Russia should lose its place on the UN Security Council due to its invasion of Ukraine, the Taoiseach has said.
Speaking to journalists in New York during UN high level week, Micheál Martin said Russia’s conduct could not be reconciled with its place on the UN Security Council, which is dedicated to the preservation of peace and prevention of war.
He said the role of Russia as a permanent member of the Security Council was fundamentally called into question.
The Taoiseach was particularly critical of the way the war has been fought by Russia, which he said clearly violated “all known conventions” including military conventions on the conduct of warfare.
“There’s a huge irreconcilability between Russia being a member of the Security Council of the United Nations, – which is about peace and unity – and waging a war of this kind,” he said.
His remarks followed a strongly worded statement to the UNGA last night, in which he said Russia had behaved like a “rogue state” in its conduct towards Ukraine and in its role in disrupting UN resolutions.

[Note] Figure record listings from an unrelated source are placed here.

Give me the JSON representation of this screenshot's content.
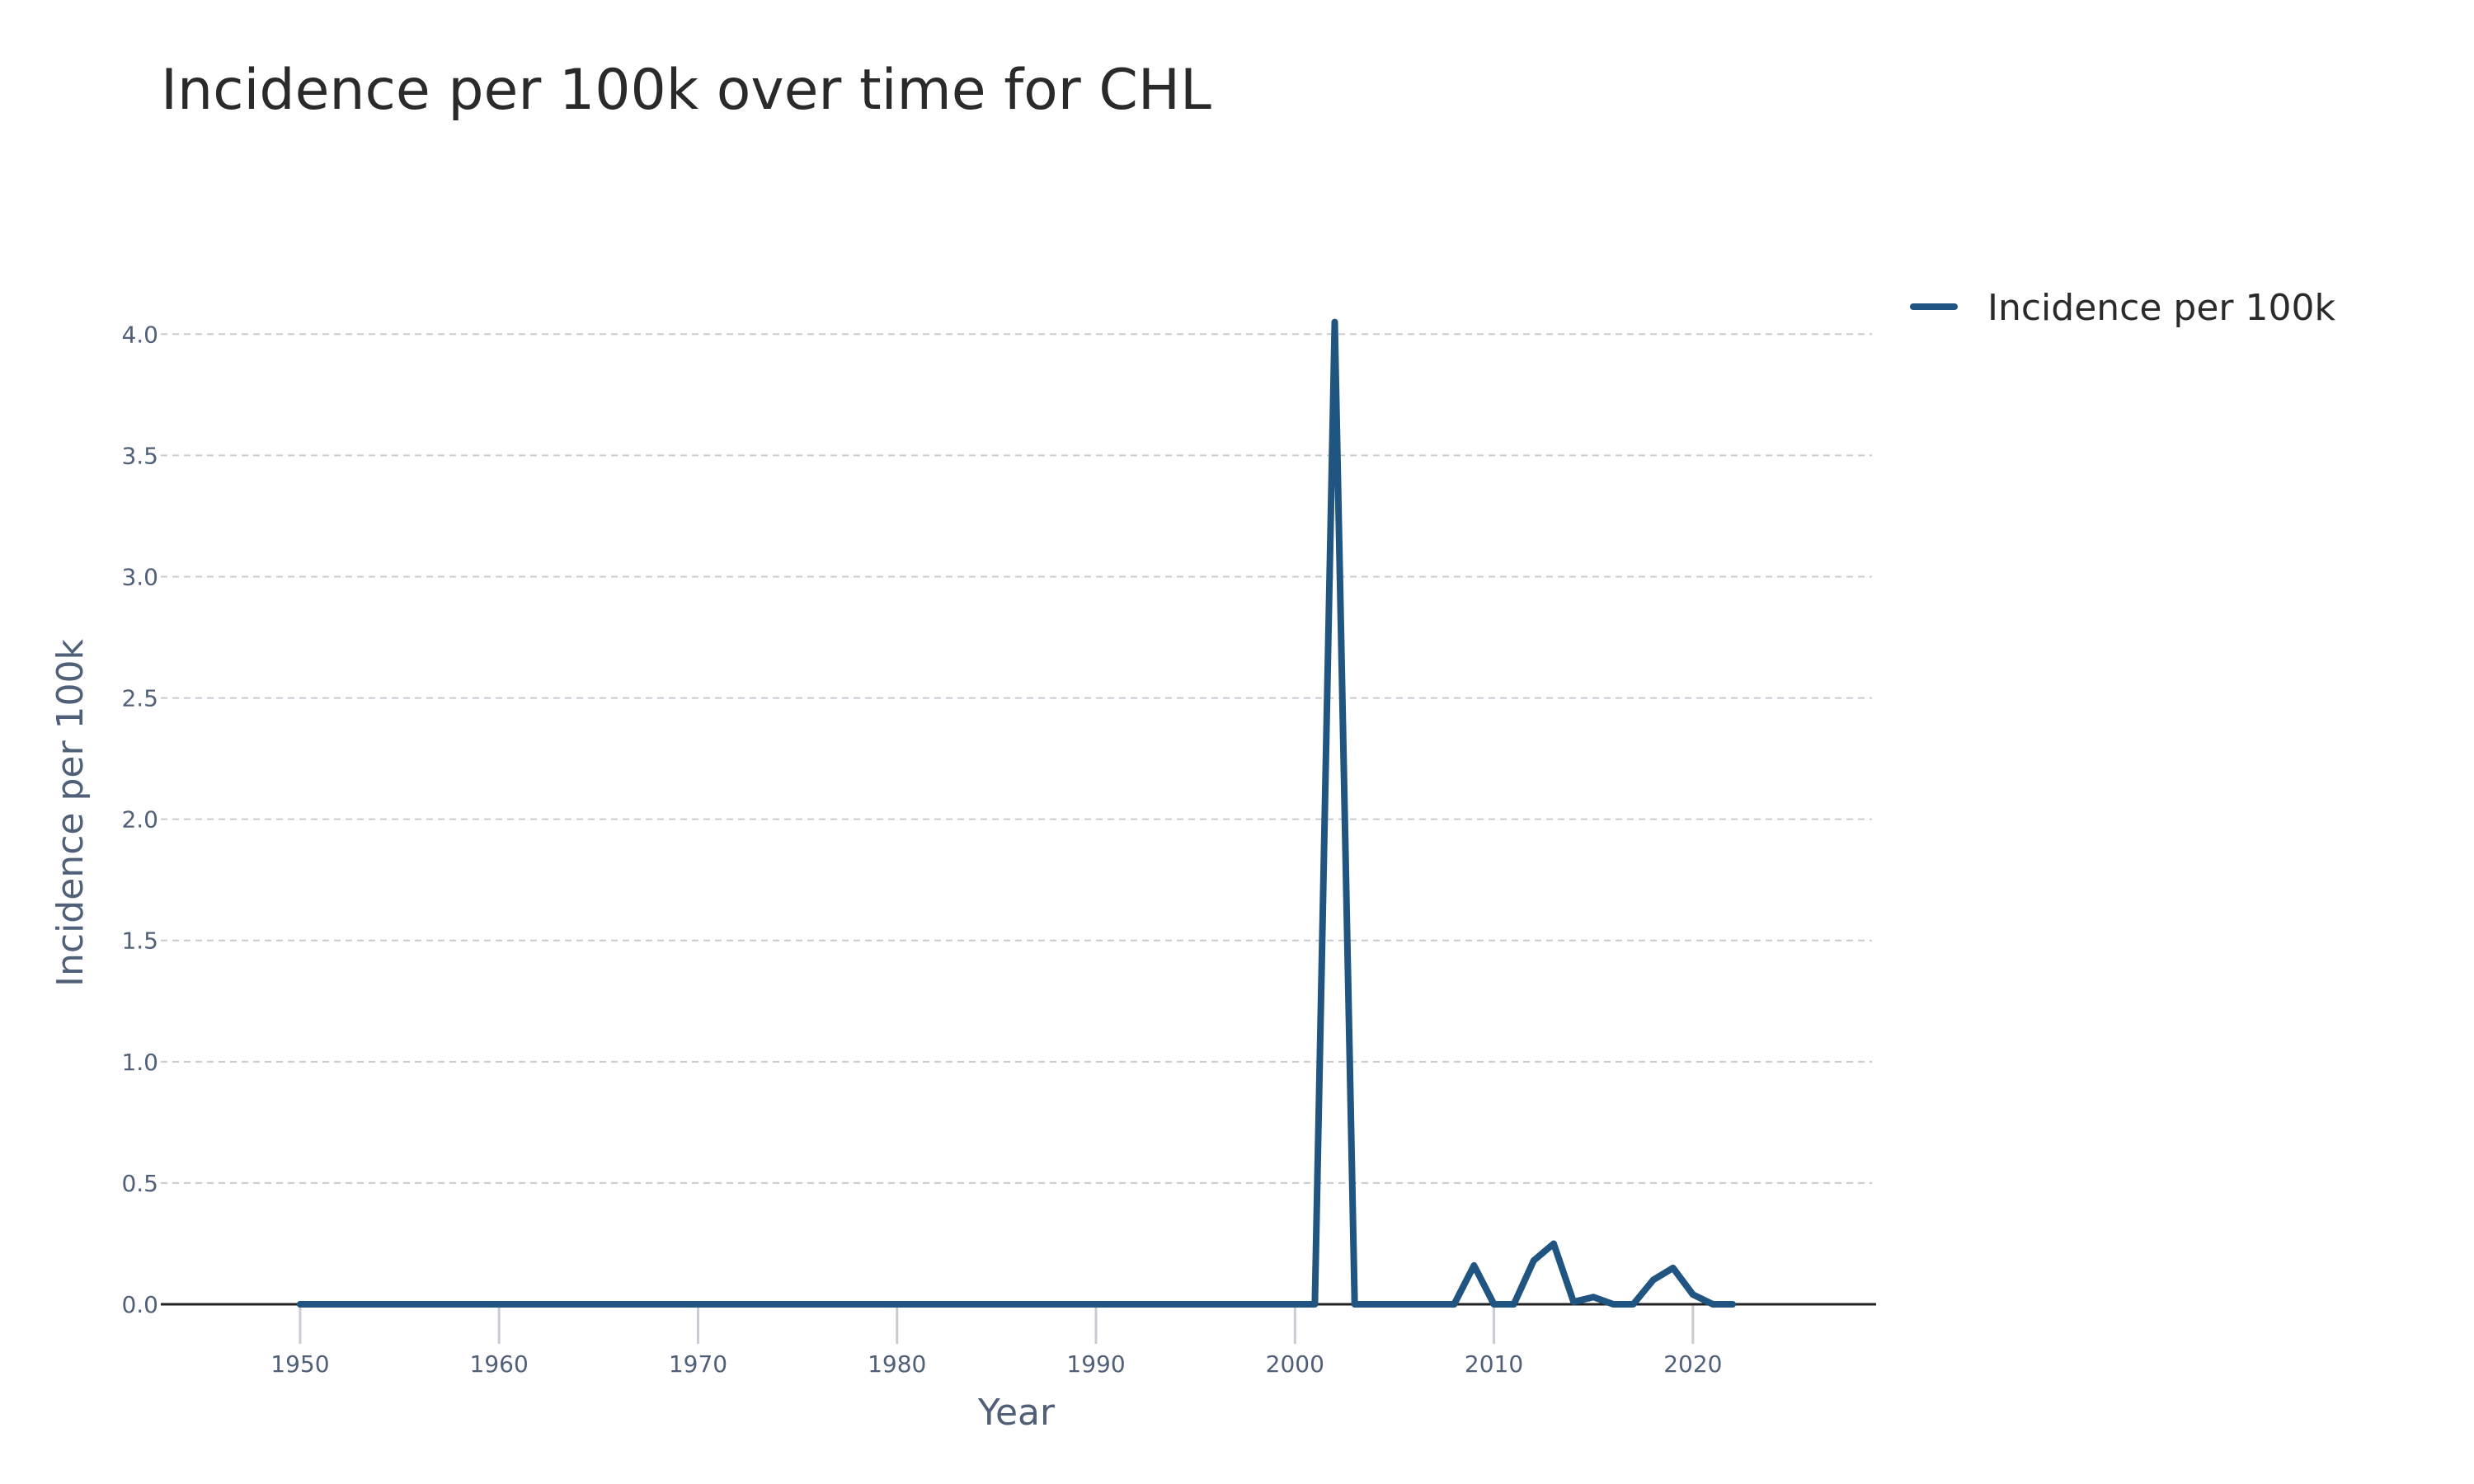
{
  "chart_data": {
    "type": "line",
    "title": "Incidence per 100k over time for CHL",
    "xlabel": "Year",
    "ylabel": "Incidence per 100k",
    "xlim": [
      1943,
      2029
    ],
    "ylim": [
      0,
      4.12
    ],
    "x_ticks": [
      1950,
      1960,
      1970,
      1980,
      1990,
      2000,
      2010,
      2020
    ],
    "y_ticks": [
      "0.0",
      "0.5",
      "1.0",
      "1.5",
      "2.0",
      "2.5",
      "3.0",
      "3.5",
      "4.0"
    ],
    "y_tick_values": [
      0,
      0.5,
      1,
      1.5,
      2,
      2.5,
      3,
      3.5,
      4
    ],
    "grid": true,
    "legend_position": "top-right",
    "series": [
      {
        "name": "Incidence per 100k",
        "color": "#1f5580",
        "x": [
          1950,
          2001,
          2002,
          2003,
          2008,
          2009,
          2010,
          2011,
          2012,
          2013,
          2014,
          2015,
          2016,
          2017,
          2018,
          2019,
          2020,
          2021,
          2022
        ],
        "y": [
          0,
          0,
          4.05,
          0,
          0,
          0.16,
          0,
          0,
          0.18,
          0.25,
          0.01,
          0.03,
          0,
          0,
          0.1,
          0.15,
          0.04,
          0,
          0
        ]
      }
    ]
  }
}
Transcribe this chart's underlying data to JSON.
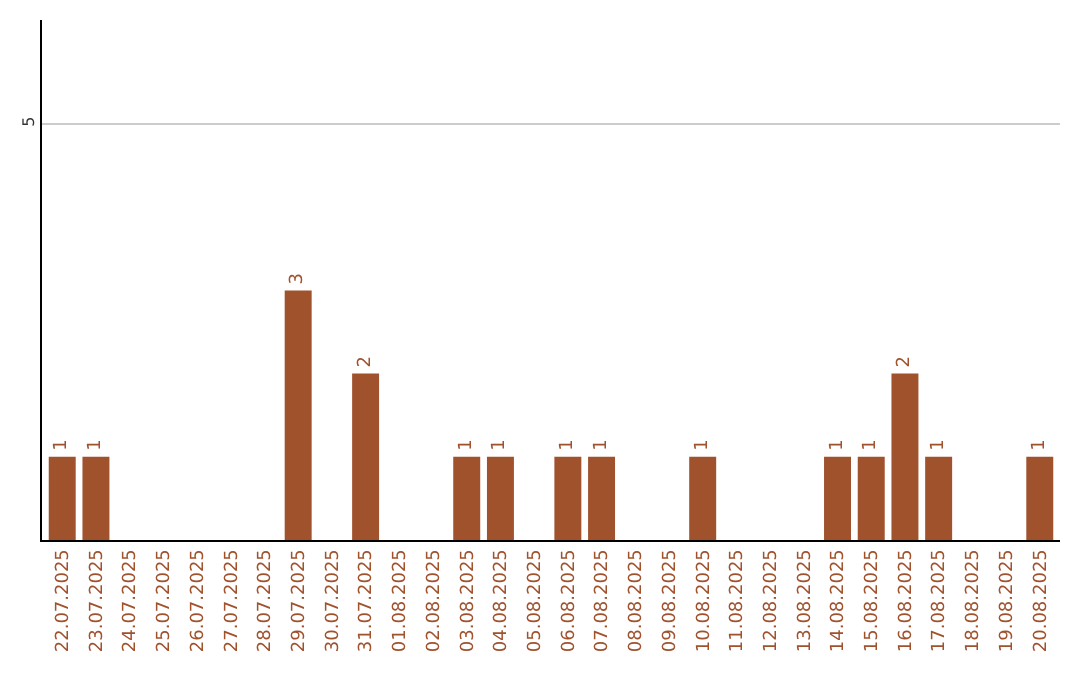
{
  "chart_data": {
    "type": "bar",
    "categories": [
      "22.07.2025",
      "23.07.2025",
      "24.07.2025",
      "25.07.2025",
      "26.07.2025",
      "27.07.2025",
      "28.07.2025",
      "29.07.2025",
      "30.07.2025",
      "31.07.2025",
      "01.08.2025",
      "02.08.2025",
      "03.08.2025",
      "04.08.2025",
      "05.08.2025",
      "06.08.2025",
      "07.08.2025",
      "08.08.2025",
      "09.08.2025",
      "10.08.2025",
      "11.08.2025",
      "12.08.2025",
      "13.08.2025",
      "14.08.2025",
      "15.08.2025",
      "16.08.2025",
      "17.08.2025",
      "18.08.2025",
      "19.08.2025",
      "20.08.2025"
    ],
    "values": [
      1,
      1,
      0,
      0,
      0,
      0,
      0,
      3,
      0,
      2,
      0,
      0,
      1,
      1,
      0,
      1,
      1,
      0,
      0,
      1,
      0,
      0,
      0,
      1,
      1,
      2,
      1,
      0,
      0,
      1
    ],
    "value_labels": [
      "1",
      "1",
      null,
      null,
      null,
      null,
      null,
      "3",
      null,
      "2",
      null,
      null,
      "1",
      "1",
      null,
      "1",
      "1",
      null,
      null,
      "1",
      null,
      null,
      null,
      "1",
      "1",
      "2",
      "1",
      null,
      null,
      "1"
    ],
    "color": "#a0522d",
    "ylim": [
      0,
      6.25
    ],
    "yticks": [
      5
    ],
    "grid": "y"
  }
}
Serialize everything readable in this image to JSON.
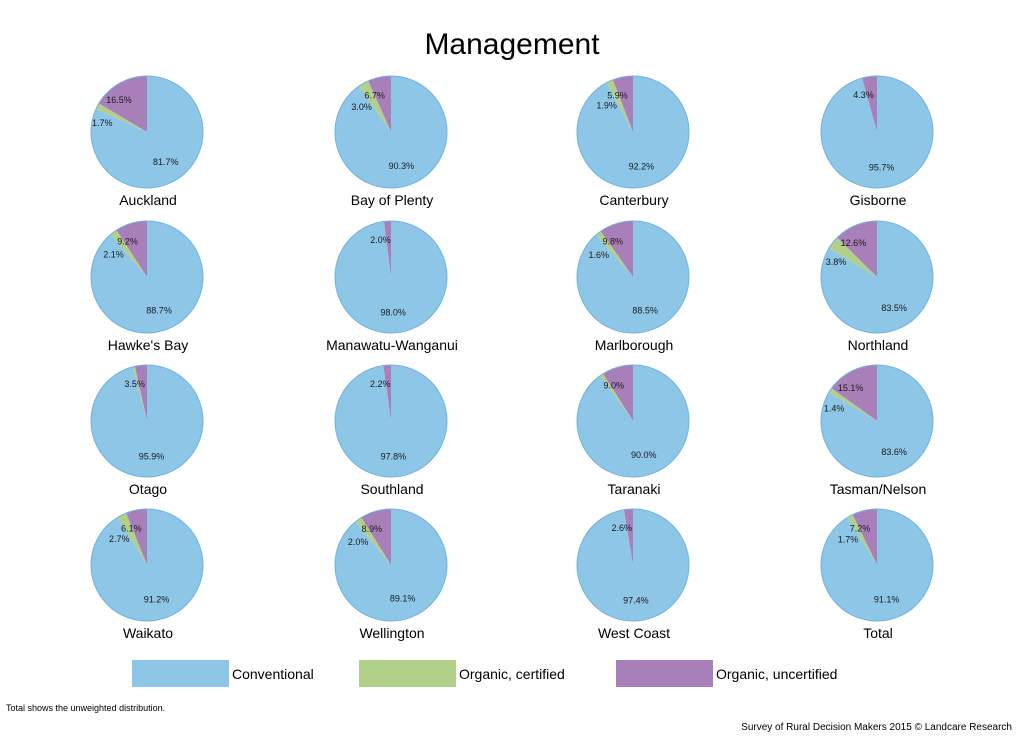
{
  "title": "Management",
  "footnote": "Total shows the unweighted distribution.",
  "credit": "Survey of Rural Decision Makers 2015 © Landcare Research",
  "colors": {
    "conventional": "#8ec6e8",
    "organic_certified": "#b2d08a",
    "organic_uncertified": "#a97fb9"
  },
  "chart_data": {
    "type": "pie",
    "title": "Management",
    "legend_position": "bottom",
    "legend": [
      "Conventional",
      "Organic, certified",
      "Organic, uncertified"
    ],
    "charts": [
      {
        "name": "Auckland",
        "values": [
          81.7,
          1.7,
          16.5
        ],
        "labels": [
          "81.7%",
          "1.7%",
          "16.5%"
        ]
      },
      {
        "name": "Bay of Plenty",
        "values": [
          90.3,
          3.0,
          6.7
        ],
        "labels": [
          "90.3%",
          "3.0%",
          "6.7%"
        ]
      },
      {
        "name": "Canterbury",
        "values": [
          92.2,
          1.9,
          5.9
        ],
        "labels": [
          "92.2%",
          "1.9%",
          "5.9%"
        ]
      },
      {
        "name": "Gisborne",
        "values": [
          95.7,
          0,
          4.3
        ],
        "labels": [
          "95.7%",
          "",
          "4.3%"
        ]
      },
      {
        "name": "Hawke's Bay",
        "values": [
          88.7,
          2.1,
          9.2
        ],
        "labels": [
          "88.7%",
          "2.1%",
          "9.2%"
        ]
      },
      {
        "name": "Manawatu-Wanganui",
        "values": [
          98.0,
          0,
          2.0
        ],
        "labels": [
          "98.0%",
          "",
          "2.0%"
        ]
      },
      {
        "name": "Marlborough",
        "values": [
          88.5,
          1.6,
          9.8
        ],
        "labels": [
          "88.5%",
          "1.6%",
          "9.8%"
        ]
      },
      {
        "name": "Northland",
        "values": [
          83.5,
          3.8,
          12.6
        ],
        "labels": [
          "83.5%",
          "3.8%",
          "12.6%"
        ]
      },
      {
        "name": "Otago",
        "values": [
          95.9,
          0.6,
          3.5
        ],
        "labels": [
          "95.9%",
          "",
          "3.5%"
        ]
      },
      {
        "name": "Southland",
        "values": [
          97.8,
          0,
          2.2
        ],
        "labels": [
          "97.8%",
          "",
          "2.2%"
        ]
      },
      {
        "name": "Taranaki",
        "values": [
          90.0,
          1.0,
          9.0
        ],
        "labels": [
          "90.0%",
          "",
          "9.0%"
        ]
      },
      {
        "name": "Tasman/Nelson",
        "values": [
          83.6,
          1.4,
          15.1
        ],
        "labels": [
          "83.6%",
          "1.4%",
          "15.1%"
        ]
      },
      {
        "name": "Waikato",
        "values": [
          91.2,
          2.7,
          6.1
        ],
        "labels": [
          "91.2%",
          "2.7%",
          "6.1%"
        ]
      },
      {
        "name": "Wellington",
        "values": [
          89.1,
          2.0,
          8.9
        ],
        "labels": [
          "89.1%",
          "2.0%",
          "8.9%"
        ]
      },
      {
        "name": "West Coast",
        "values": [
          97.4,
          0,
          2.6
        ],
        "labels": [
          "97.4%",
          "",
          "2.6%"
        ]
      },
      {
        "name": "Total",
        "values": [
          91.1,
          1.7,
          7.2
        ],
        "labels": [
          "91.1%",
          "1.7%",
          "7.2%"
        ]
      }
    ]
  }
}
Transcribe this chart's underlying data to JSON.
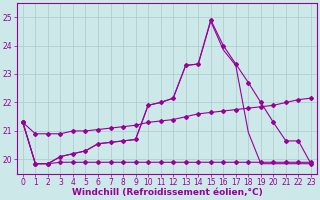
{
  "bg_color": "#cce8e8",
  "line_color": "#990099",
  "grid_color": "#aacccc",
  "xlabel": "Windchill (Refroidissement éolien,°C)",
  "xlabel_color": "#990099",
  "xlabel_fontsize": 6.5,
  "tick_fontsize": 5.5,
  "tick_color": "#990099",
  "xlim": [
    -0.5,
    23.5
  ],
  "ylim": [
    19.5,
    25.5
  ],
  "yticks": [
    20,
    21,
    22,
    23,
    24,
    25
  ],
  "xticks": [
    0,
    1,
    2,
    3,
    4,
    5,
    6,
    7,
    8,
    9,
    10,
    11,
    12,
    13,
    14,
    15,
    16,
    17,
    18,
    19,
    20,
    21,
    22,
    23
  ],
  "lines": [
    {
      "x": [
        0,
        1,
        2,
        3,
        4,
        5,
        6,
        7,
        8,
        9,
        10,
        11,
        12,
        13,
        14,
        15,
        16,
        17,
        18,
        19,
        20,
        21,
        22,
        23
      ],
      "y": [
        21.3,
        20.9,
        20.9,
        20.9,
        21.0,
        21.0,
        21.05,
        21.1,
        21.15,
        21.2,
        21.3,
        21.35,
        21.4,
        21.5,
        21.6,
        21.65,
        21.7,
        21.75,
        21.8,
        21.85,
        21.9,
        22.0,
        22.1,
        22.15
      ],
      "marker": "D",
      "markersize": 2.0,
      "linewidth": 0.8
    },
    {
      "x": [
        0,
        1,
        2,
        3,
        4,
        5,
        6,
        7,
        8,
        9,
        10,
        11,
        12,
        13,
        14,
        15,
        16,
        17,
        18,
        19,
        20,
        21,
        22,
        23
      ],
      "y": [
        21.3,
        19.85,
        19.85,
        20.1,
        20.2,
        20.3,
        20.55,
        20.6,
        20.65,
        20.7,
        21.9,
        22.0,
        22.15,
        23.3,
        23.35,
        24.9,
        24.0,
        23.35,
        22.7,
        22.0,
        21.3,
        20.65,
        20.65,
        19.85
      ],
      "marker": "D",
      "markersize": 2.0,
      "linewidth": 0.8
    },
    {
      "x": [
        0,
        1,
        2,
        3,
        4,
        5,
        6,
        7,
        8,
        9,
        10,
        11,
        12,
        13,
        14,
        15,
        16,
        17,
        18,
        19,
        20,
        21,
        22,
        23
      ],
      "y": [
        21.3,
        19.85,
        19.85,
        20.1,
        20.2,
        20.3,
        20.55,
        20.6,
        20.65,
        20.7,
        21.9,
        22.0,
        22.15,
        23.3,
        23.35,
        24.85,
        23.85,
        23.3,
        20.95,
        19.85,
        19.85,
        19.85,
        19.85,
        19.85
      ],
      "marker": null,
      "markersize": 0,
      "linewidth": 0.8
    },
    {
      "x": [
        0,
        1,
        2,
        3,
        4,
        5,
        6,
        7,
        8,
        9,
        10,
        11,
        12,
        13,
        14,
        15,
        16,
        17,
        18,
        19,
        20,
        21,
        22,
        23
      ],
      "y": [
        21.3,
        19.85,
        19.85,
        19.9,
        19.9,
        19.9,
        19.9,
        19.9,
        19.9,
        19.9,
        19.9,
        19.9,
        19.9,
        19.9,
        19.9,
        19.9,
        19.9,
        19.9,
        19.9,
        19.9,
        19.9,
        19.9,
        19.9,
        19.9
      ],
      "marker": "D",
      "markersize": 2.0,
      "linewidth": 0.8
    }
  ]
}
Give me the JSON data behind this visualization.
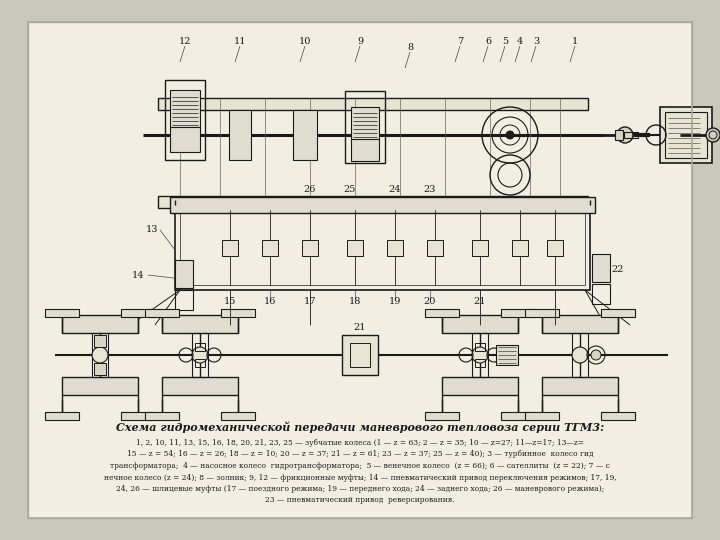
{
  "title": "Схема гидромеханической передачи маневрового тепловоза серии ТГМ3:",
  "caption_lines": [
    "1, 2, 10, 11, 13, 15, 16, 18, 20, 21, 23, 25 — зубчатые колеса (1 — z = 63; 2 — z = 35; 10 — z=27; 11—z=17; 13—z=",
    "15 — z = 54; 16 — z = 26; 18 — z = 10; 20 — z = 37; 21 — z = 61; 23 — z = 37; 25 — z = 40); 3 — турбинное  колесо гид",
    "трансформатора;  4 — насосное колесо  гидротрансформатора;  5 — венечное колесо  (z = 66);  6 — сателлиты  (z = 22); 7 — с",
    "нечное колесо (z = 24); 8 — золник; 9, 12 — фрикционные муфты; 14 — пневматический привод переключения режимов; 17,",
    "24, 26 — шлицевые муфты (17 — поездного режима; 19 — переднего хода; 24 — заднего хода; 26 — маневрового режима);",
    "23 — пневматический привод  реверсирования."
  ],
  "bg_color": "#c8c9b8",
  "page_bg": "#f2efe2",
  "line_color": "#1a1a1a",
  "figsize": [
    7.2,
    5.4
  ],
  "dpi": 100
}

In his speech last night, Mr Martin said the discovery of mass civilian graves, targeting of nuclear facilities and civilian infrastructure along with President Vladimir Putin’s plan for “sham referenda in eastern Ukraine” show Russia behaving as a rogue state.
“In Ukraine in July, I heard first-hand accounts from civilians of the brutality and violence visited upon men, women and children by occupying Russian forces.
“And where Russia’s forces have been pushed back, we have seen the wanton destruction, and the uncovering of mass civilian graves, such as in Bucha and more recently in Izium.
“We have seen the targeting of nuclear facilities and of civilian infrastructure.
“And now we see President Putin plan sham referenda in eastern Ukraine, aimed at forcibly changing Ukraine’s borders, in clear violation of the UN Charter.
“We have to name what we are seeing. These actions, taken collectively, show Russia behaving as a rogue state,” Mr Martin said.
“We faced this many times in Europe in the 20th century. We did not think we would face it again in the 21st century.”
Mr Martin said that this “is not just a European issue” and “not just a concern for the West”.
He said that all states, particularly small countries like Ireland “should fear a world where might equals right, where the strong can bully the weak; where sovereignty and territorial integrity can be blatantly violated; and where the UN Charter – the Charter that all of us in this Assembly have faithfully put our trust in – can be flouted with impunity”.
In a statement this evening, the Ambassador of Russia to Ireland Yuriy Filatov described the Taoiseach’s remarks as “regrettable,” while defending the so-called referendums taking place in certain Russian-controlled areas of Ukraine over the next few days.
This was an unusually strong speech by an Irish leader to the General Assembly.
The Taoiseach branded Russia a rogue state over its invasion of Ukraine, its aggression against civilians and attacks on nuclear power stations.
He began his speech by noting the 100thanniversary of Irish statehood, then outlined the issues Ireland has worked on during its time as a member of the UN Security Council.
But the recurrent theme of the speech was unflinching criticism of one country – Russia.
He accused Russia, not just of invading Ukraine, but of blocking a range of measures in the Security Council, on which Ireland is currently serving as an elected member for a two-year term.
He accused Russia of blocking a review of the nuclear non-proliferation treaty, weakening efforts to contain the spread of nuclear weapons.
And he was scathing of Russia’s use of the veto to block a measure co-sponsored by Ireland and Niger to enhance UN efforts to combat insecurity caused by climate change. 113 other states supported the measure.
“113 countries – 113 of the members of this assembly – supported us in our efforts. One country – Russia – vetoed these efforts.”
It was a hard hitting speech.
Mr Martin also referred to the impact of the invasion reaching as far as the Horn of Africa in terms of food insecurity.
“Some of the countries which have been worst-affected by the current food insecurity crisis are those most reliant on imports of wheat from Russia and Ukraine,” he said.
“Combined with the impact of climate change, and of conflict, severe drought and other extreme weather events, we face a crisis that needs urgent action.”
Mr Martin described a “time of crisis”, referring to the threat of widespread global hunger, food insecurity, devastating impacts of climate change and “blatant disregard for international law” and the UN Charter.
He went on to say that the gathering has the tools and systems to address these issues, and called for political will to implement treaties and charters that are agreed.
“When much of the progress that we were making towards achieving the Sustainable Development Goals has stalled or gone into reverse, as we grapple with the continued effects of the Covid pandemic,” he said.
“We cannot continue to shelve or postpone or ignore our existential global challenges.”